時代は冷戦下。アメリカの空軍基地の司令官リッパーが、突如ソ連への核攻撃指令を発した。アメリカ政府首脳部は指令を取り消そうとするが、自分たちが定めた特別ルールに阻まれて阻止ができない。さらに、ソ連側には核攻撃を受けると作動する「皆殺し装置」があることを知って・・・。

ぱっと見はシリアスな戦争映画に見えますが、ブラックユーモアの溢れる作品です。

上に立つ者ひとりが理性を失うだけで、世界が滅びてしまうかもしれないという危険性を、ユーモアを交えて訴えた作品です。ただ今の世界情勢を踏まえてこれを観ると笑えません・・・。本当に今にも起こりそうな(というかもうすでに起きている?)ことが描かれているのです。

白黒映画で、あまり優しい解説もなく進んでいくから、少し分かりづらく感じるところがあるかもしれません。上記の簡単なあらすじを読んだり、大まかな話の内容を調べてから観る方ことをおすすめします。

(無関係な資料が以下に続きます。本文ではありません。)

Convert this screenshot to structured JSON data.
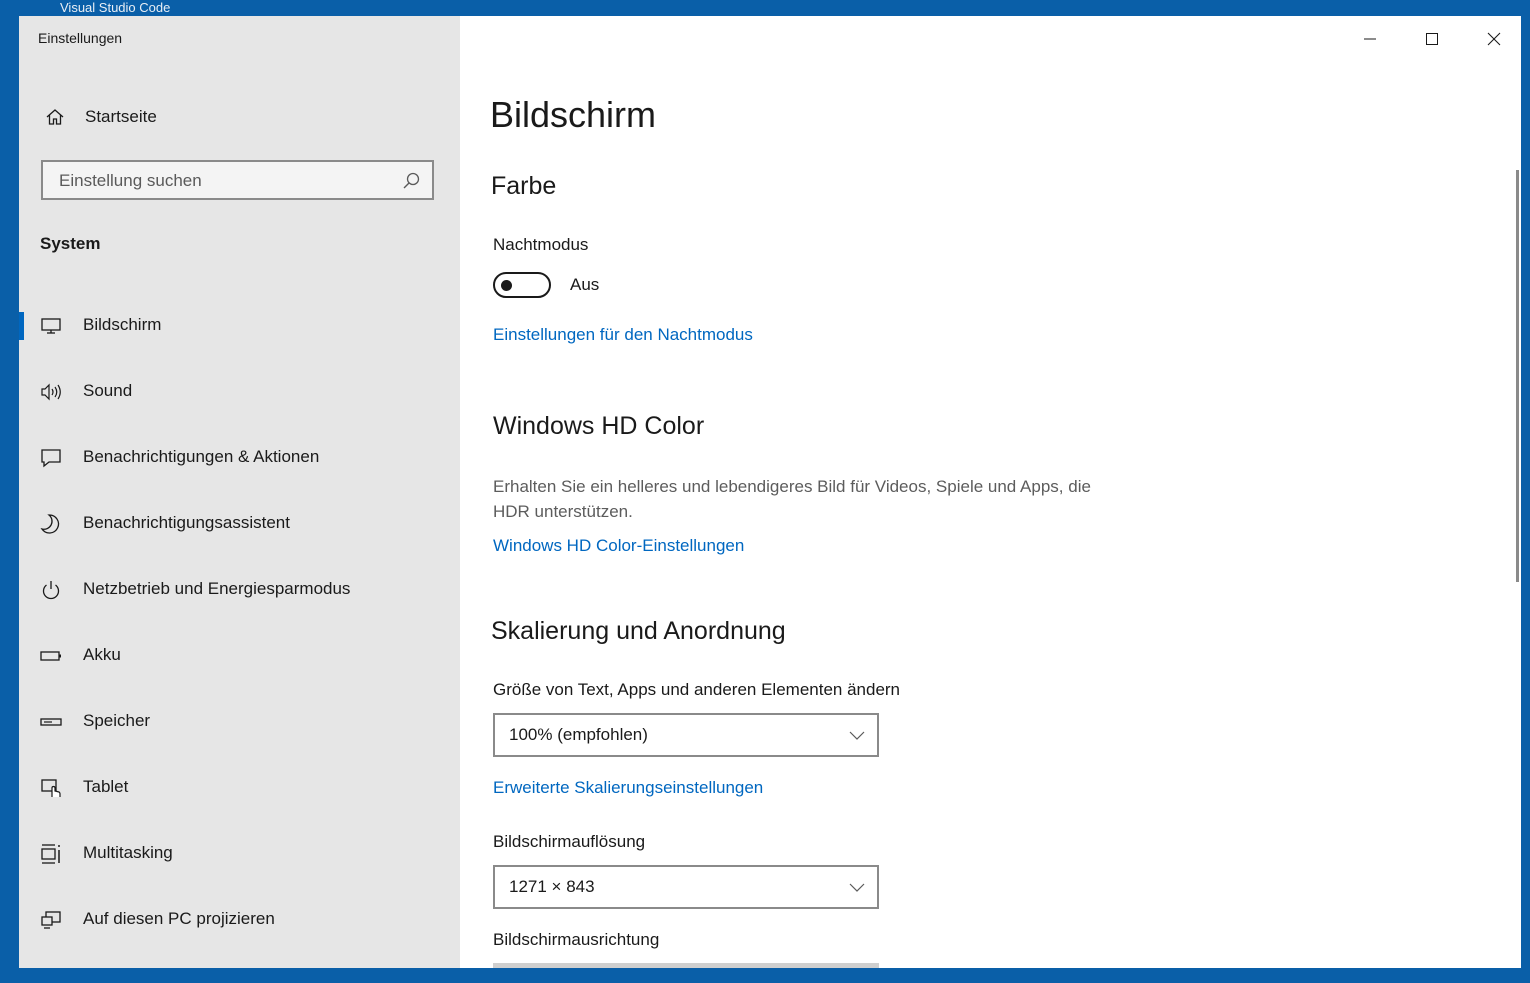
{
  "background": {
    "app_title": "Visual Studio Code"
  },
  "window": {
    "title": "Einstellungen",
    "controls": {
      "minimize": "minimize-icon",
      "maximize": "maximize-icon",
      "close": "close-icon"
    }
  },
  "sidebar": {
    "home_label": "Startseite",
    "search_placeholder": "Einstellung suchen",
    "group_label": "System",
    "items": [
      {
        "label": "Bildschirm",
        "icon": "monitor-icon",
        "active": true
      },
      {
        "label": "Sound",
        "icon": "speaker-icon",
        "active": false
      },
      {
        "label": "Benachrichtigungen & Aktionen",
        "icon": "notification-icon",
        "active": false
      },
      {
        "label": "Benachrichtigungsassistent",
        "icon": "moon-icon",
        "active": false
      },
      {
        "label": "Netzbetrieb und Energiesparmodus",
        "icon": "power-icon",
        "active": false
      },
      {
        "label": "Akku",
        "icon": "battery-icon",
        "active": false
      },
      {
        "label": "Speicher",
        "icon": "storage-icon",
        "active": false
      },
      {
        "label": "Tablet",
        "icon": "tablet-icon",
        "active": false
      },
      {
        "label": "Multitasking",
        "icon": "multitasking-icon",
        "active": false
      },
      {
        "label": "Auf diesen PC projizieren",
        "icon": "project-icon",
        "active": false
      }
    ]
  },
  "main": {
    "page_title": "Bildschirm",
    "color_section": {
      "heading": "Farbe",
      "night_mode_label": "Nachtmodus",
      "night_mode_state": "Aus",
      "night_mode_link": "Einstellungen für den Nachtmodus"
    },
    "hdr_section": {
      "heading": "Windows HD Color",
      "description": "Erhalten Sie ein helleres und lebendigeres Bild für Videos, Spiele und Apps, die HDR unterstützen.",
      "link": "Windows HD Color-Einstellungen"
    },
    "scale_section": {
      "heading": "Skalierung und Anordnung",
      "scale_label": "Größe von Text, Apps und anderen Elementen ändern",
      "scale_value": "100% (empfohlen)",
      "advanced_link": "Erweiterte Skalierungseinstellungen",
      "resolution_label": "Bildschirmauflösung",
      "resolution_value": "1271 × 843",
      "orientation_label": "Bildschirmausrichtung"
    }
  },
  "colors": {
    "accent": "#0067c0",
    "sidebar_bg": "#e6e6e6",
    "desktop_bg": "#0a5fa8"
  }
}
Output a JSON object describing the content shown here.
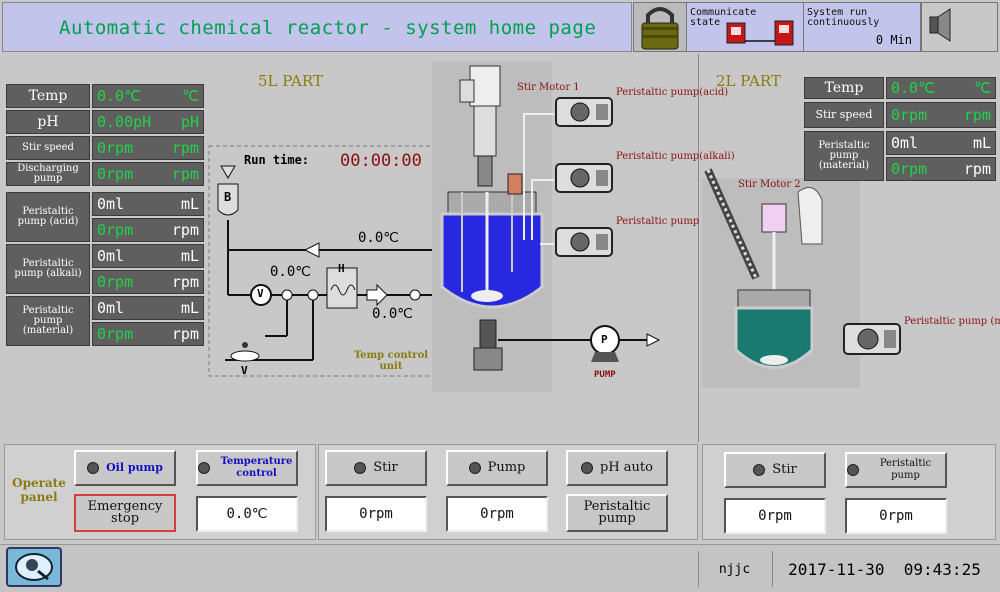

ただ、上映時間93分と、結構さらっと観れる作品になっていますので、あまり気負わず観ていただければと思います!

 

アイズ ワイド シャット

原題Eyes Wide Shut
監督スタンリー・キューブリック
キャストトム・クルーズ、ニコール・キッドマン、シドニー・ポラック、トッド・フィールド
上映年(日本)1999年
上映時間159分
簡単なあらすじ

ニューヨークで暮らす結婚9年目の夫婦。6歳の娘もいて何不自由なく暮らしていたが、妻には満たされない気持ちがあった。ある日妻は夫に、他の人を愛した過去を告白する。夫はそれを聞き、自分の知らなかった世界に興味を持ち始める。

ストーリーを知らずに観ても、知ってから観ても楽しめる作品だと思います。私は知らずに観たので、夫婦のいざこざの話なのかな?と最初は思っていたのですが、話があらぬ方向に進んでいったので驚きました!

すごい怖い話だと思います。正直今まで見たホラーよりずっと怖いと思いました。さらにこの映画の試写会5日後にスタンリー・キューブリックが心臓発作を起こして亡くなっていること、キューブリック作品はほとんど評価が高いのに、この映画だけあまり受賞歴がないのも余計に怖さを引き立てました。

エプスタイン事件を彷彿とさせるような内容。アルトゥル・シュニッツラーという著者が書いた「夢小説」という小説が原作となっているようなので、直接エプスタインの事件を描いたわけではなさそうですが、もしかしたら事件のことを知っていて、こういうことは現実に起こっていると、間接的に視聴者に伝えたかったのかもしれませんね。

 

まとめ

いかがでしたか?気になる作品はありましたでしょうか?

キューブリック作品はその映像・音楽が評価されることも多いですが、鋭い視点で社会にモノを申すその「メッセージ性」も大きな魅力となっています。

ぜひさまざまなキューブリック作品を楽しんでください。